Indian stray dogs to form security squad

Indian stray dogs to form security squad

Stray canines roaming the Indian capital may soon find themselves attending police training school with civic authorities planning to turn the animals into security dogs, reports said yesterday.
New Delhi residents have long informally adopted some strays as watchdogs for their homes and shops and fed them, but this marks the first formal plan to turn them into municipal security dogs.
City authorities said they would enlist police animal trainers to work with the strays and press the canines into service as guard dogs alongside a newly formed "May I Help You?" city security force which aims to assist the public and bolster safety.
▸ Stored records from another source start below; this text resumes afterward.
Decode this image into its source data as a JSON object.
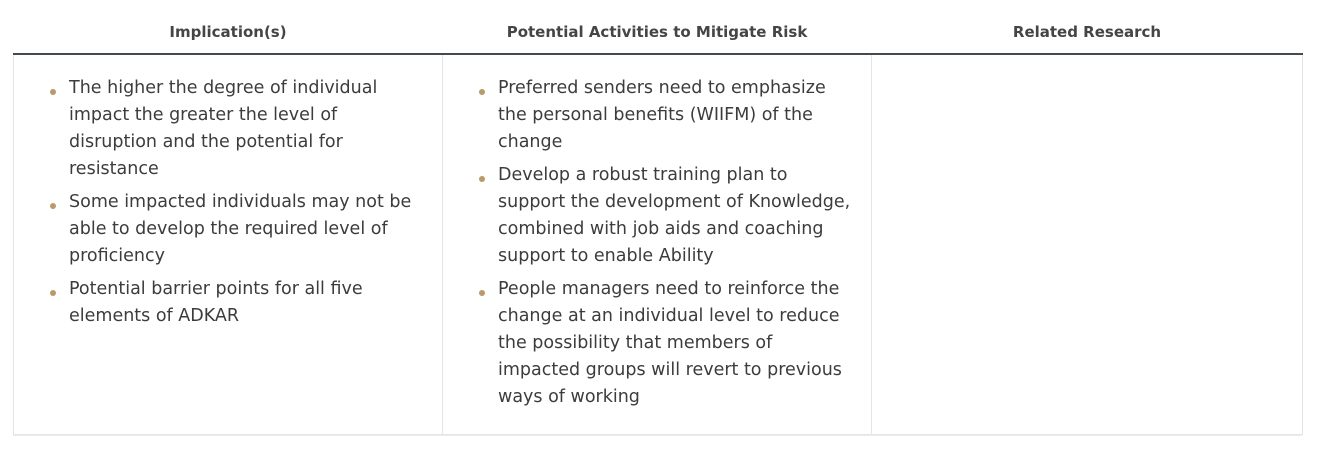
{
  "table": {
    "headers": [
      "Implication(s)",
      "Potential Activities to Mitigate Risk",
      "Related Research"
    ],
    "implications": [
      "The higher the degree of individual impact the greater the level of disruption and the potential for resistance",
      "Some impacted individuals may not be able to develop the required level of proficiency",
      "Potential barrier points for all five elements of ADKAR"
    ],
    "activities": [
      "Preferred senders need to emphasize the personal benefits (WIIFM) of the change",
      "Develop a robust training plan to support the development of Knowledge, combined with job aids and coaching support to enable Ability",
      "People managers need to reinforce the change at an individual level to reduce the possibility that members of impacted groups will revert to previous ways of working"
    ],
    "related_research": []
  },
  "colors": {
    "bullet": "#b99a6b",
    "header_rule": "#444a4f",
    "cell_border": "#e4e4e4",
    "text": "#3c3c3c"
  }
}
"If these dogs are going to roam the NDMC (New Delhi Municipal Corp) area, they might as well work," the civic body's chairman Jalaj Shrivastava told The Hindu newspaper.
"Our plan is to adopt these strays and train them as guard dogs" to work with the public security force -- 40 officers have already been deployed with the city planning to engage as many as 700, he said.
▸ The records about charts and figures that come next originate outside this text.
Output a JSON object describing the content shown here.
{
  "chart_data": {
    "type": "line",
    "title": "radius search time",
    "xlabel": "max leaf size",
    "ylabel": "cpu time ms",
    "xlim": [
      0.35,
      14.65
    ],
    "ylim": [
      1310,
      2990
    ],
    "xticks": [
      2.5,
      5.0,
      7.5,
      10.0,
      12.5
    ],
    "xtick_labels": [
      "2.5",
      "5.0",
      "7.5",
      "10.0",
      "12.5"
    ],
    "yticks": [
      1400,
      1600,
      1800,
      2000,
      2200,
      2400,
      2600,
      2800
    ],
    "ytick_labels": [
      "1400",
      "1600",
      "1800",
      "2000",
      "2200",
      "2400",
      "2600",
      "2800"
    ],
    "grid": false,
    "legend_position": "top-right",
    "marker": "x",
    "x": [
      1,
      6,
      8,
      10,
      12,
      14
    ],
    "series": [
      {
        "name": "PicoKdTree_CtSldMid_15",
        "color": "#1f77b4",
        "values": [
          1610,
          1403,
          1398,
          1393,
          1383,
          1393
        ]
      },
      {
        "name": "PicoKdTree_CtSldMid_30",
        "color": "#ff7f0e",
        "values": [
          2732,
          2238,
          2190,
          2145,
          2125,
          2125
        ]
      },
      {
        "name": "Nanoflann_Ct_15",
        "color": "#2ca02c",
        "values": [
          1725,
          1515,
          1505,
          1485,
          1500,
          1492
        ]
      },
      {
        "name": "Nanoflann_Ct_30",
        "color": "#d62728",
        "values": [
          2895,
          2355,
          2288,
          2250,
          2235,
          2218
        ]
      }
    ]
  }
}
While some stray dogs are friendly and docile, others are more menacing, barking ferociously at strangers who wander down New Delhi streets, and there is a high incidence of dog bites.
Night watchmen doing their rounds often take a bamboo stick to scare dogs away.
"This initiative is meant to address two issues: take the strays off the streets, thereby tackling the dog menace, and make the city safer for residents," added Shrivastava.
There are no recent figures on the number of dogs in Delhi but a 2009 city survey put them at more than 260,000.
The reports did not say how many dogs would be used in the security scheme or when their training would start. Dogs will be fed and vaccinated under the plan, welcomed by animal rights activists.
A 2001 law forbids killing roaming dogs and the stray population has since soared, feeding off India's infamous mountains of street garbage as well as on kitchen scraps given to them by residents.